Besides that if I use this code:

Var MyLocale as New Locale("en-MX")

what should I expect as ‘en-MX’ is not on the list?
For me, reading the documentation and following the links and see the tables, I expect to get a RuntimeException. No?

Edit: I know Xojo will not change this (it is as designed), maybe they can add a note on the documentation at least?

There’s a simple solution to this in a web app. You could do something like this:

Dim languageCode as string = session.languageCode
Dim languages as String = Session.Header("Accept-Language")
Dim rx as new RegEx
Rx.searchpattern = "([a-z]+-[A-Z]+)"
Dim rm as new regexmatch = rx.search(languages)
If rm <> nil then
  LanguageCode = rm.subexpressionstring(1)
End if

Now what I don’t know is whether this will muck with xojos dynamic constant stuff, so it might be better to be exposed as a computed property on Session that you only look up once.

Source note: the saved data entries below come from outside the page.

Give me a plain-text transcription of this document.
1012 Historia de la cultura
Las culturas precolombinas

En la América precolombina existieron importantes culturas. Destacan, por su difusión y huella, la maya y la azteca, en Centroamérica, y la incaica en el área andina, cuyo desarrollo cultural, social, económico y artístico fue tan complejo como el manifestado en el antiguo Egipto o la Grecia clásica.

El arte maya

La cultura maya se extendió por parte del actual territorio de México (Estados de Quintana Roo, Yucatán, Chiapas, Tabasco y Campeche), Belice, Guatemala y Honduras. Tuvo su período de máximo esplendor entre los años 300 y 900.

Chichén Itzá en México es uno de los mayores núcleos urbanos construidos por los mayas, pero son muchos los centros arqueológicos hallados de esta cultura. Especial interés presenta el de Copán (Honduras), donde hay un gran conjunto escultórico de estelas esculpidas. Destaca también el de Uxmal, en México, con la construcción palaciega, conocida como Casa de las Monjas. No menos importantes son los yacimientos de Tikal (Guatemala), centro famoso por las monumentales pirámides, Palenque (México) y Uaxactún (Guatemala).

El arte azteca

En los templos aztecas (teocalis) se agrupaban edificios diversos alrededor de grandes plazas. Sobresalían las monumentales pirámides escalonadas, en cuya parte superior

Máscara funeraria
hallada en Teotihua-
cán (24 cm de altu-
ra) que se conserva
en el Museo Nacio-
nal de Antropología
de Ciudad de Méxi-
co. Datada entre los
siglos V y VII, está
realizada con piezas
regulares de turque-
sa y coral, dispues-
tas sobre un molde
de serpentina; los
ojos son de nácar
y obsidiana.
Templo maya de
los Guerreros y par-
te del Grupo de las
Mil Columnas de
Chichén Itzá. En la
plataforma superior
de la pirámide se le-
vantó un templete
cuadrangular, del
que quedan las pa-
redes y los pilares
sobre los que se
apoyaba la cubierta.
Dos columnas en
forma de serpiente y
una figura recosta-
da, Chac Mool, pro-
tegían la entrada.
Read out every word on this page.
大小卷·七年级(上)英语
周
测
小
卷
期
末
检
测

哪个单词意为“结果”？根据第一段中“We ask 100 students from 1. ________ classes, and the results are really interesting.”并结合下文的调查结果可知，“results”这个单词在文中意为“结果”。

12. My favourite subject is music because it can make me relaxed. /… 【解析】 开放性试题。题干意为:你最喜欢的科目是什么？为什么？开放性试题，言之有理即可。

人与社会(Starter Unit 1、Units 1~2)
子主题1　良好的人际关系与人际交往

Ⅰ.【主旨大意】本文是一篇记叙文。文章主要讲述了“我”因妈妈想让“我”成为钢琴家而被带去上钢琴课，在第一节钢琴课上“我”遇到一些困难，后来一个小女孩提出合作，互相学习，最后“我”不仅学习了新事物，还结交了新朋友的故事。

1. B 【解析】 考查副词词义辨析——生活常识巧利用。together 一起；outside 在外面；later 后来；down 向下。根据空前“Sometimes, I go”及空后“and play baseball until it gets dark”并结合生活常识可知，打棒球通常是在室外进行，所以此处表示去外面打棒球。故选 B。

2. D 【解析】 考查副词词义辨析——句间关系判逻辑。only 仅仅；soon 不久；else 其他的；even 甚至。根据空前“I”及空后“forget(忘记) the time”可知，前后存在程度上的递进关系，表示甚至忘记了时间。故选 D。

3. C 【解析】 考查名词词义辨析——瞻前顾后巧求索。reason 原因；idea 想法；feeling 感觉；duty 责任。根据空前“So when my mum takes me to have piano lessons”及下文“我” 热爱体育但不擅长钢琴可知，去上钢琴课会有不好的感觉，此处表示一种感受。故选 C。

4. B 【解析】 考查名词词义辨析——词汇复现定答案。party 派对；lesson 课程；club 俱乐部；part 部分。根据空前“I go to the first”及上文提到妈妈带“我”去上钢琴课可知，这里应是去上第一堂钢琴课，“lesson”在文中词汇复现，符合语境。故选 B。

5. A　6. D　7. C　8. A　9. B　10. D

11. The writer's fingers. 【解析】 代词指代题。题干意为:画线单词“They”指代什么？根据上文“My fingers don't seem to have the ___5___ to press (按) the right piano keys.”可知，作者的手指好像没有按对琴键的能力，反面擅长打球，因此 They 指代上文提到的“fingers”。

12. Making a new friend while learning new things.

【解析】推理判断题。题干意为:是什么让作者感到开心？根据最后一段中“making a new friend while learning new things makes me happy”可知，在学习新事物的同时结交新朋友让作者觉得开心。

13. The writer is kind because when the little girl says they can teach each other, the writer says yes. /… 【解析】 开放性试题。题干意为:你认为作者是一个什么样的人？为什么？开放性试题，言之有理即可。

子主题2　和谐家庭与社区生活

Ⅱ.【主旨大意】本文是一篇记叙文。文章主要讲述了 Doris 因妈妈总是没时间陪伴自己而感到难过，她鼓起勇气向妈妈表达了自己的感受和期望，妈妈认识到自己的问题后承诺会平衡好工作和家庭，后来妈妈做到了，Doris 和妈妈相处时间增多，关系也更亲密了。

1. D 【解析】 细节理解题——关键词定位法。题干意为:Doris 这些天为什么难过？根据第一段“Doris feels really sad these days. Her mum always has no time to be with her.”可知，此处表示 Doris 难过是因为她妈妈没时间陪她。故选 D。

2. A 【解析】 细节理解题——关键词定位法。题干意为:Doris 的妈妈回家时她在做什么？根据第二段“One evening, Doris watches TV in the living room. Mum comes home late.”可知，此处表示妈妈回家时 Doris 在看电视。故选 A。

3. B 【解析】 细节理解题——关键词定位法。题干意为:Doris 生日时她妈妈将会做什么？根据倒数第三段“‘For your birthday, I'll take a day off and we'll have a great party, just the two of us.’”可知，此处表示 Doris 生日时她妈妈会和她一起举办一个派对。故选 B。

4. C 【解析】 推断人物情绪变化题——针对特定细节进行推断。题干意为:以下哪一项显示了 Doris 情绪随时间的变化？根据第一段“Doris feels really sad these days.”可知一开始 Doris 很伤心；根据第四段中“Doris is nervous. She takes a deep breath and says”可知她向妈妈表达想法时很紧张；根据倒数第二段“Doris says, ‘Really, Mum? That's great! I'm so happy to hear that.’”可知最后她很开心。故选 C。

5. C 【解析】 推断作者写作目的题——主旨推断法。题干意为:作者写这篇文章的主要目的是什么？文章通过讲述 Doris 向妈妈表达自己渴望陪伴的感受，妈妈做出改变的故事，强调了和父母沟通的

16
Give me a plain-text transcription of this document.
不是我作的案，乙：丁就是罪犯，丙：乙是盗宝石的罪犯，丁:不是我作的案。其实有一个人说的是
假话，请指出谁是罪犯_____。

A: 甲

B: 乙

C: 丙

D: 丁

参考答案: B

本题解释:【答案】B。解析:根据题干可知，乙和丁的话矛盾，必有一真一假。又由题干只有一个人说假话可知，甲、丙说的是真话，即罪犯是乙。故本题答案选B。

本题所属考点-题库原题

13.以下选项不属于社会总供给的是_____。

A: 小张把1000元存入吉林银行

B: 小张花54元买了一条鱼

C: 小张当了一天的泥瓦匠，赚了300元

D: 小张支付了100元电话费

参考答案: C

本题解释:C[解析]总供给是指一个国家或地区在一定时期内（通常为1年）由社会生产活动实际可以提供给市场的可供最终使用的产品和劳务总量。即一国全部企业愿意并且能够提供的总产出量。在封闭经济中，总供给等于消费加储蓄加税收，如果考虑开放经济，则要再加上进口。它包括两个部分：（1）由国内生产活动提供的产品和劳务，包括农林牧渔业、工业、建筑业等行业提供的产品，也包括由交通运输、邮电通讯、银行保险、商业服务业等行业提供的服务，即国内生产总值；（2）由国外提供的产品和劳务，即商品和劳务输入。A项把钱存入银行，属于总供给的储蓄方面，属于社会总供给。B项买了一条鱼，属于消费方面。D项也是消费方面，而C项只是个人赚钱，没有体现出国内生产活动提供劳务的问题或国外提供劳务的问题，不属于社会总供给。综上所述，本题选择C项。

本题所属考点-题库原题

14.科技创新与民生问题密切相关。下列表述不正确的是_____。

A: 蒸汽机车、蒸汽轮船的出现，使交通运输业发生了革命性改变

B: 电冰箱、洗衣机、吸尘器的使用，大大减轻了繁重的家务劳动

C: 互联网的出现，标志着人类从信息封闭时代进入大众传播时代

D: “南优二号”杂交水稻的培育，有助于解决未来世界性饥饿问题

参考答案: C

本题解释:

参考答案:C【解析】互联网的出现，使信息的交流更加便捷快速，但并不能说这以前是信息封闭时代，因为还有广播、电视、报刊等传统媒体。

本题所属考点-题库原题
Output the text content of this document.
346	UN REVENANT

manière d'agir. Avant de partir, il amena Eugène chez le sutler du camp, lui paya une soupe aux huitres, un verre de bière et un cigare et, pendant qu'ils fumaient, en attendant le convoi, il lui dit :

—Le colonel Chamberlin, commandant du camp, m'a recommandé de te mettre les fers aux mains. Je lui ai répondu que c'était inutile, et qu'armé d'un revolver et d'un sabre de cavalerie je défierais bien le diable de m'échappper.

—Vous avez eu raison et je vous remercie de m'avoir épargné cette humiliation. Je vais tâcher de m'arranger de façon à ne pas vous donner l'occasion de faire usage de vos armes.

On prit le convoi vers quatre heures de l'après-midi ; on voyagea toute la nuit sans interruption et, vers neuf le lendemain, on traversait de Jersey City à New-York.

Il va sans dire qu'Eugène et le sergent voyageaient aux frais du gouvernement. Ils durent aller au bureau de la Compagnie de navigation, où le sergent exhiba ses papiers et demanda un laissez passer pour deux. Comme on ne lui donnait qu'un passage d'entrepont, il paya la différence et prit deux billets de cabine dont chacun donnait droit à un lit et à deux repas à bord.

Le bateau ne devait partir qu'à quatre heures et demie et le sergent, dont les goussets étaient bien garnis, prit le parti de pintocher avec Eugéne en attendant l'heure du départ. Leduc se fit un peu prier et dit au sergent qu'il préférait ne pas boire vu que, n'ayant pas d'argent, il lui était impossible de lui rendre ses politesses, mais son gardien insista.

While I haven’t included it, the q values in that string are a “quality” of the guess. So in your case, the browser is saying 90% sure that the user wants English and then German, 80% for en-GB and then 70% for en-US, 60% nl (Dutch/Flemish).

Thanks for al the suggestions and insights. It is now clear why the two letter language code will not work without a region code.

I do find however that the documentation should be clear about this, directly stating that you need to have a region code with the language code; also removing incorrect information that suggests you can use the Session.LanguageCode directly to construct a new Locale.